Police rarely get prosecuted for shootings
Police are very rarely prosecuted for shootings — and not just because the law allows them wide latitude to use force on the job. Sometimes the investigations fall onto the same police department the officer is from, which creates major conflicts of interest. Other times the only available evidence comes from eyewitnesses, who may not be as trustworthy in the public eye as a police officer.
"There is a tendency to believe an officer over a civilian, in terms of credibility," David Rudovsky, a civil rights lawyer who co-wrote Prosecuting Misconduct: Law and Litigation, told Amanda Taub for Vox. "And when an officer is on trial, reasonable doubt has a lot of bite. A prosecutor needs a very strong case before a jury will say that somebody who we generally trust to protect us has so seriously crossed the line as to be subject to a conviction."
If police are charged, they’re very rarely convicted.

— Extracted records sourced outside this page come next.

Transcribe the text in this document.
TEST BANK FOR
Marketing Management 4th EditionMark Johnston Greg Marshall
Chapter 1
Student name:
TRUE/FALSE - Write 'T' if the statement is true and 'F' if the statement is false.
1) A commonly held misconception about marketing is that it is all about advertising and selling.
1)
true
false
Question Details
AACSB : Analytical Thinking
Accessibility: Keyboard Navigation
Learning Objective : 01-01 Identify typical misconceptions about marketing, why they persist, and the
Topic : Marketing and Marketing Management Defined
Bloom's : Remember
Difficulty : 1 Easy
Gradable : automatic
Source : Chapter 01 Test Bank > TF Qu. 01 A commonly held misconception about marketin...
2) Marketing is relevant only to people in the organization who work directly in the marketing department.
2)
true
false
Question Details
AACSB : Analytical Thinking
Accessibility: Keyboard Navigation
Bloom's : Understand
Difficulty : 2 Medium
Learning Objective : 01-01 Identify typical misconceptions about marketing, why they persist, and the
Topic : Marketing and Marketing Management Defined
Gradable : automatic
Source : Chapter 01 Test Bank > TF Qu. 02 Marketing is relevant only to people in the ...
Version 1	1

The National Police Misconduct Reporting Project analyzed 3,238 criminal cases against police officers from April 2009 through December 2010. They found that only 33 percent were convicted, and only 36 percent of officers who were convicted ended up serving prison sentences. Both of those are about half the rate at which members of the public are convicted or incarcerated.
The statistics suggest that it would be a truly rare situation if the officer who shot and killed Castile were convicted of a crime. Particularly without video of the shooting, it’s just not clear if a jury will be convinced to convict.